Name, etymology, and origin
Athena had a special relationship with Athens, as is shown by the etymological connection of the names of the goddess and the city. Athena was said to have won a contest with Poseidon, god of the Sea, over the city of Athens. In Classical myths Zeus had decided that, in order to settle the feud, whoever gave the city the most useful gift would win ownership and patronage of the city. Poseidon gave the city a fountain of flowing water, but it was salty and was not much help to the people. Athena planted the first olive tree, which provided the people with food, firewood, and shade. She showed how to crush olives to make oil, that could then be used in a variety of ways.

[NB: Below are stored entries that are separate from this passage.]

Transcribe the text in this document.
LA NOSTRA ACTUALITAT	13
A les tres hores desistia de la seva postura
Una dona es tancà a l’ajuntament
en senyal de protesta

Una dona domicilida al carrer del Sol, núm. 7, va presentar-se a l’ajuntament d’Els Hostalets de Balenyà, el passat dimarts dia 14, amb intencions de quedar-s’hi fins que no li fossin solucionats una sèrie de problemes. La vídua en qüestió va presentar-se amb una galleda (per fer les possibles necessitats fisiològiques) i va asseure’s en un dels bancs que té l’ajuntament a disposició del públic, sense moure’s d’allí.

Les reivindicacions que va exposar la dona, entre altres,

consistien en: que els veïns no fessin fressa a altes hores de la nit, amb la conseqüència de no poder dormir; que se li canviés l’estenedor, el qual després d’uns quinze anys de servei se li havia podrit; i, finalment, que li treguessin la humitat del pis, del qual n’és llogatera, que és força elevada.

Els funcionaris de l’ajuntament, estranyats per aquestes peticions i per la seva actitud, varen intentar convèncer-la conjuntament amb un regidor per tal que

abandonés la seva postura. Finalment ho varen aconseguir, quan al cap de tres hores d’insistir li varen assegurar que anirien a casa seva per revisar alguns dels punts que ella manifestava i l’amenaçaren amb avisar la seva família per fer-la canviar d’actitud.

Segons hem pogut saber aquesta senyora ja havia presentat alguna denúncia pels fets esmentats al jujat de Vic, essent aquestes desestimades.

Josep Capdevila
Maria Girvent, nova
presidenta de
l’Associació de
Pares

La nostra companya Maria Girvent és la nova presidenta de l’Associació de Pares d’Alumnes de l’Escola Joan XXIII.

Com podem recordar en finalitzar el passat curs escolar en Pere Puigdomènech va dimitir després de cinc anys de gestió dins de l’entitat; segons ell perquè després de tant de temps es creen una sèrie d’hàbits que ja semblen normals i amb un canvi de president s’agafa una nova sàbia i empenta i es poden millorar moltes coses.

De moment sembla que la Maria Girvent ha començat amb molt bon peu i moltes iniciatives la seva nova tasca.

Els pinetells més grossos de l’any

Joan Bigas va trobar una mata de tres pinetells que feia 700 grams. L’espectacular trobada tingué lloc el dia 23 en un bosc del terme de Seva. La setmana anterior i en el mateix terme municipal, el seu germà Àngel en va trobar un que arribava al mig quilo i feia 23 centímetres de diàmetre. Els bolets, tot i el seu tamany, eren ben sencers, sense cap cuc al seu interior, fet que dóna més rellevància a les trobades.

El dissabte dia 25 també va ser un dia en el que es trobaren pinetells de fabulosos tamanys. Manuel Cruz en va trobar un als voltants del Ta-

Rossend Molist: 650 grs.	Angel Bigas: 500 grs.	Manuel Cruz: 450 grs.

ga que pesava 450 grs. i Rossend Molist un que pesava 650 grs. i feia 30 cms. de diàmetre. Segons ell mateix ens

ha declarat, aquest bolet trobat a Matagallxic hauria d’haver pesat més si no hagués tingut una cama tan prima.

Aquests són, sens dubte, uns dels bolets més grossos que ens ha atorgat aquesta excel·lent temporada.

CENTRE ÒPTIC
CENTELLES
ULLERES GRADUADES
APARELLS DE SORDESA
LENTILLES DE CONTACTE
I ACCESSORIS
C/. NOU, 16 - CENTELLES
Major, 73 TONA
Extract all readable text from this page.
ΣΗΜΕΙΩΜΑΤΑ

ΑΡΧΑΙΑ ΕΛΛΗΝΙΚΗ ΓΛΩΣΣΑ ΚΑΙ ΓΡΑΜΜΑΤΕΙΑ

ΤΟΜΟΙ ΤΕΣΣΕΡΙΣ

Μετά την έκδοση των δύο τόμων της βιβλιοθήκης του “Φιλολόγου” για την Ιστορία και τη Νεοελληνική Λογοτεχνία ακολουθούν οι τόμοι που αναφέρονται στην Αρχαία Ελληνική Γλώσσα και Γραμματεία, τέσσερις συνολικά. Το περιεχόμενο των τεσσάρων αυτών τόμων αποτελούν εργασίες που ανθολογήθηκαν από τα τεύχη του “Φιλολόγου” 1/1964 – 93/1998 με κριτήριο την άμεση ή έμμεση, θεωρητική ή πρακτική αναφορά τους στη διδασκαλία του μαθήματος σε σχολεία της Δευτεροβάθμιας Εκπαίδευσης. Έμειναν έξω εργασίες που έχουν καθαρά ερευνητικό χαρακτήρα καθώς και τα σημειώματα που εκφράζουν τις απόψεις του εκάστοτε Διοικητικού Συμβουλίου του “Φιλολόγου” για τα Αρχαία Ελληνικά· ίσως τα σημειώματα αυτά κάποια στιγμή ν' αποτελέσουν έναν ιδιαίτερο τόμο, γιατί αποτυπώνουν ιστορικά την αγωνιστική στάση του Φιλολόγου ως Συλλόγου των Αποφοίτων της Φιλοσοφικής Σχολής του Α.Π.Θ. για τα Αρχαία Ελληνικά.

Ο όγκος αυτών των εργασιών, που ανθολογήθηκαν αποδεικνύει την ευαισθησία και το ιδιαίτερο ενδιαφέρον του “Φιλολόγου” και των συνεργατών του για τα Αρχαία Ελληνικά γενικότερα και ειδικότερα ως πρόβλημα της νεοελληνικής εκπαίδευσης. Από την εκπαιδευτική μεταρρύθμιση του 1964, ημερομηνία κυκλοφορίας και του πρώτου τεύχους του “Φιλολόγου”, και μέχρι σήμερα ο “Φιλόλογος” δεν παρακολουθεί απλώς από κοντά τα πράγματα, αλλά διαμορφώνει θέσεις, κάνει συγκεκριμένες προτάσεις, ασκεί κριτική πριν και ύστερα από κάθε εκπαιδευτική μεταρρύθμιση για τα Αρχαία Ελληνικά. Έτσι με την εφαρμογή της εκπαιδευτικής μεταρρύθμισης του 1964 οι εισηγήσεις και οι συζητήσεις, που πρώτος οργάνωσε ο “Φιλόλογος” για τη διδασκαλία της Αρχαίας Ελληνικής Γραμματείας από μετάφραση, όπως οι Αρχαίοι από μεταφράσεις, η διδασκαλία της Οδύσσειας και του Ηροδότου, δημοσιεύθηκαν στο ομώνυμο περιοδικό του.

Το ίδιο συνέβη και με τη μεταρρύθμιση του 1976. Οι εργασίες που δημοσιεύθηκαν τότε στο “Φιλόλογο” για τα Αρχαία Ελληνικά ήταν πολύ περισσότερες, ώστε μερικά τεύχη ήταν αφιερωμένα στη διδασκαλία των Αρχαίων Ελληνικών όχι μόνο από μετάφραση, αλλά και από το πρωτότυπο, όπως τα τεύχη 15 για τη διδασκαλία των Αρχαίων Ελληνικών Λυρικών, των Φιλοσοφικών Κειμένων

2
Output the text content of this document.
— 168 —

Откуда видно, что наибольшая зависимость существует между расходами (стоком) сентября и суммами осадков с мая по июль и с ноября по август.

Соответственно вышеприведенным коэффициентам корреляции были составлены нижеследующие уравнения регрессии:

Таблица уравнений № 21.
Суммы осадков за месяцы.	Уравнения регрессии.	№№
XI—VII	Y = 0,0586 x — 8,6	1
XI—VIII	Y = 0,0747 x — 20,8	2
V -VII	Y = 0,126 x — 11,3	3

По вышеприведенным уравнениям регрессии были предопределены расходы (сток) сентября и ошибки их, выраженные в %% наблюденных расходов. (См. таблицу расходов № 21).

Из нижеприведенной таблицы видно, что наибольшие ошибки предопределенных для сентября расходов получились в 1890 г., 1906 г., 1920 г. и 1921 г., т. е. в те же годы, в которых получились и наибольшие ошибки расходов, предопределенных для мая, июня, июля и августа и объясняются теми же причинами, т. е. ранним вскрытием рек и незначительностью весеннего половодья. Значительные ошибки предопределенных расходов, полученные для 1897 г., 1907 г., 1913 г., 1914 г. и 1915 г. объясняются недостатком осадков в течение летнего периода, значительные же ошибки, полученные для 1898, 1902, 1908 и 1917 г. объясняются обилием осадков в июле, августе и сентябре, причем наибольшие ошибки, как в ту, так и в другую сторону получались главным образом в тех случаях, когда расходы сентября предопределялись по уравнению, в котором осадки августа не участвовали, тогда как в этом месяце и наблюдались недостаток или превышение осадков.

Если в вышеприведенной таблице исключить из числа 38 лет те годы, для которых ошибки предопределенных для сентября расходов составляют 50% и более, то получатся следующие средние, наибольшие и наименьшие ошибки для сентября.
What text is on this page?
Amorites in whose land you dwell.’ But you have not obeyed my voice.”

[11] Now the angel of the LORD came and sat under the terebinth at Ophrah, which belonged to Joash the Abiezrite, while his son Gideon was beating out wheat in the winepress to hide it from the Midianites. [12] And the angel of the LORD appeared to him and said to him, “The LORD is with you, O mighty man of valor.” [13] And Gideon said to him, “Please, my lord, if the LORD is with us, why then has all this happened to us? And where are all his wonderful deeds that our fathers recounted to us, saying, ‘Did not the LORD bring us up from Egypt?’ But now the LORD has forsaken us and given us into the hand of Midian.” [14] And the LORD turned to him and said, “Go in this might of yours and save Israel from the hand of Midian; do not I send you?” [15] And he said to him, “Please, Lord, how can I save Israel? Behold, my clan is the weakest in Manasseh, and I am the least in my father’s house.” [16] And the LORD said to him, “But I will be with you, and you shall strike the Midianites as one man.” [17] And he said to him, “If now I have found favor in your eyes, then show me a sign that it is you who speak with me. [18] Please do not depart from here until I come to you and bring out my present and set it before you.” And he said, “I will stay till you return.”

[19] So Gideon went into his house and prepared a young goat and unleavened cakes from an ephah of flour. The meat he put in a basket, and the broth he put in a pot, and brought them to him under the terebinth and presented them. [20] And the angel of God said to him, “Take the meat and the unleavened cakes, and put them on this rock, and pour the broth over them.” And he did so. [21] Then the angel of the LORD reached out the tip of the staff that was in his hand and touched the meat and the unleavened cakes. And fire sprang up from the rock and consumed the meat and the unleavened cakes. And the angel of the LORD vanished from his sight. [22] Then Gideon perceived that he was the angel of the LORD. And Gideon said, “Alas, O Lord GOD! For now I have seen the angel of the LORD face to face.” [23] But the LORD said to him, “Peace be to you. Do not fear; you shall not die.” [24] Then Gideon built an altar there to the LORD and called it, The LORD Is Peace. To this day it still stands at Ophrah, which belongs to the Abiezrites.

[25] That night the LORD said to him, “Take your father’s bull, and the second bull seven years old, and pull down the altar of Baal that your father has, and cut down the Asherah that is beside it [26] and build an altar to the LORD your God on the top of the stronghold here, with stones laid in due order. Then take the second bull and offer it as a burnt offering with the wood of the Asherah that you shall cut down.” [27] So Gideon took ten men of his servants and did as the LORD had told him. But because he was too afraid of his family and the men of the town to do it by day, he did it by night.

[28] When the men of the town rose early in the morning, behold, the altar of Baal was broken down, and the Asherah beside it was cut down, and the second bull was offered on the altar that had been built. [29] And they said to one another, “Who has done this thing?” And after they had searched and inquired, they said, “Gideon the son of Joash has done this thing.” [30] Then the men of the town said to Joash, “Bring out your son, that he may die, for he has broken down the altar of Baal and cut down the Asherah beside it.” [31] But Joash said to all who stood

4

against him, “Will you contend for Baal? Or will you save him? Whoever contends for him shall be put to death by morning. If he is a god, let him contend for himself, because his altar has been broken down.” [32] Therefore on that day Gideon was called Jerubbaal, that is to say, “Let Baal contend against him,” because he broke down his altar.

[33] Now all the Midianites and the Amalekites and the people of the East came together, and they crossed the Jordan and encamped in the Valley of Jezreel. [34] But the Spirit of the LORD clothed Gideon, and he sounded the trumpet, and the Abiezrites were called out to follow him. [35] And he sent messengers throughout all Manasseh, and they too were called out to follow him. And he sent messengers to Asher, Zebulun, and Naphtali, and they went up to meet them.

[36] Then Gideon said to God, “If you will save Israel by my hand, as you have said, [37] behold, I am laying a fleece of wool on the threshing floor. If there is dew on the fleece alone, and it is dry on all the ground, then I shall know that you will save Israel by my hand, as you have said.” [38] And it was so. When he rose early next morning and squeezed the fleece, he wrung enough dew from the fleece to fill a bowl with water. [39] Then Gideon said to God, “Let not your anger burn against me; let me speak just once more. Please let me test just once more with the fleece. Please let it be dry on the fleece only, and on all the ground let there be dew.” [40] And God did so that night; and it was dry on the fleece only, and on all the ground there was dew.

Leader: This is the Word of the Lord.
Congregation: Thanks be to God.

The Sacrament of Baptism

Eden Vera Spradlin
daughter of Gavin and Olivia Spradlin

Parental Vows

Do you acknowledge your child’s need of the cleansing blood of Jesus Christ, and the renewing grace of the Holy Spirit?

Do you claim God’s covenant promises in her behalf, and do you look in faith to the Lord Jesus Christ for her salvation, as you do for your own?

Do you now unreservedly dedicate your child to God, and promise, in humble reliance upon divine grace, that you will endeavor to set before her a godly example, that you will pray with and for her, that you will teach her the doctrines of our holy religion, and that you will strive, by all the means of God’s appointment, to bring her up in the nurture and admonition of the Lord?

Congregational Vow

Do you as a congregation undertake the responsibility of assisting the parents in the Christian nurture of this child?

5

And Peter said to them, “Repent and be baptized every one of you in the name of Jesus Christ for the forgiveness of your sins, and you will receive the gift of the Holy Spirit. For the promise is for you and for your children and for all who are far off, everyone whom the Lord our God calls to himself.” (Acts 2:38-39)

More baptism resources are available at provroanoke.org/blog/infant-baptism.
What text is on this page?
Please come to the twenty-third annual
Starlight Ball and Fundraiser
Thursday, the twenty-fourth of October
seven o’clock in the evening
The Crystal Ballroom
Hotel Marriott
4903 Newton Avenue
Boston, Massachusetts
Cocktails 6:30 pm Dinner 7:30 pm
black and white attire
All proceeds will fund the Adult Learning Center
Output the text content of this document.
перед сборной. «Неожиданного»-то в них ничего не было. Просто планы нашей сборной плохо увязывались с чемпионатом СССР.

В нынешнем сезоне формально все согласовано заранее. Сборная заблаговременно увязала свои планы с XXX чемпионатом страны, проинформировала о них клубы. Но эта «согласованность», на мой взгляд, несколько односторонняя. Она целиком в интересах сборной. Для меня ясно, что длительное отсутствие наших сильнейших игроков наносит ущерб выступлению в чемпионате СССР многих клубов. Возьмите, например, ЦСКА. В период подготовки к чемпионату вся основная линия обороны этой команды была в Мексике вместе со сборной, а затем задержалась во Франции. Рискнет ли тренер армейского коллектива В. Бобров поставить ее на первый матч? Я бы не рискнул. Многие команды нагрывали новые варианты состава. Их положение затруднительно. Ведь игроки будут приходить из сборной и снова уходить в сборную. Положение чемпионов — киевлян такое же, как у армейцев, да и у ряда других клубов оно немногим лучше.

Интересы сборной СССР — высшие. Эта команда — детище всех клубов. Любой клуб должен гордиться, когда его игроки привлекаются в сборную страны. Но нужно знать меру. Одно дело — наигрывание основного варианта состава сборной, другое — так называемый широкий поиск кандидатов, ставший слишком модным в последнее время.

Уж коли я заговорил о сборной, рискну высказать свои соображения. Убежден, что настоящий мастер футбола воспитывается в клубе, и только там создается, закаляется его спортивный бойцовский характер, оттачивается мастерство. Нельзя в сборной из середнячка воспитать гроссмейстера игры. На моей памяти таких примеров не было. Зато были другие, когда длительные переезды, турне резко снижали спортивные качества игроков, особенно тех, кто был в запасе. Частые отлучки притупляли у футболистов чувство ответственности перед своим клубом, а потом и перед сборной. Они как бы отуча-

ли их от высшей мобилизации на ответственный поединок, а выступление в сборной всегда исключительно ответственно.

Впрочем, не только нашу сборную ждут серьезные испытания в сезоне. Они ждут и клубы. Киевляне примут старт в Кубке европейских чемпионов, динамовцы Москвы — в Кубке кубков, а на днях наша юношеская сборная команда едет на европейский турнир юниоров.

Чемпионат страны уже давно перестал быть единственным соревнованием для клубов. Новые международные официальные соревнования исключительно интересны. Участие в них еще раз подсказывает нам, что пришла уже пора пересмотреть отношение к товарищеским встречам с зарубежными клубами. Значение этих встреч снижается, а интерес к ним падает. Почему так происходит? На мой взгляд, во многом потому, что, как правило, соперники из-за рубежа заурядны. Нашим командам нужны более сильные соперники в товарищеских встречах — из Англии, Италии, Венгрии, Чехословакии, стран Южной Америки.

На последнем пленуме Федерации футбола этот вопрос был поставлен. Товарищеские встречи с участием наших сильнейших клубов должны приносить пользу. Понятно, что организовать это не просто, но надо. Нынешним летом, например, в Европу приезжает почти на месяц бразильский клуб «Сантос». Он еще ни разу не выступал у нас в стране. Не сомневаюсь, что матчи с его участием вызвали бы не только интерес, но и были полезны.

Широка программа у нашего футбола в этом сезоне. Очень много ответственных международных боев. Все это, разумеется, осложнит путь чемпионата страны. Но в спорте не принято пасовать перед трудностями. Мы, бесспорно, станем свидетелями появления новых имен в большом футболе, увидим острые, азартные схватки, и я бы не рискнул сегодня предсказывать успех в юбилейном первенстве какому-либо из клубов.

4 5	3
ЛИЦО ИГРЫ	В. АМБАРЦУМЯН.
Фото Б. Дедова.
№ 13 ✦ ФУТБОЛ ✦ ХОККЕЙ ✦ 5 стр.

Athena's gift was the most useful, and she won patronage of the city. Athens was then named in her honor. The citizens of Athens built a statue of Athena as a temple to the goddess, which had piercing eyes, a helmet on her head, attired with a aegis or cuirass, and an extremely long spear. It also had a crystal shield with the head of the Gorgon on it. A large snake accompanied her and she held the goddess of victory in her hand.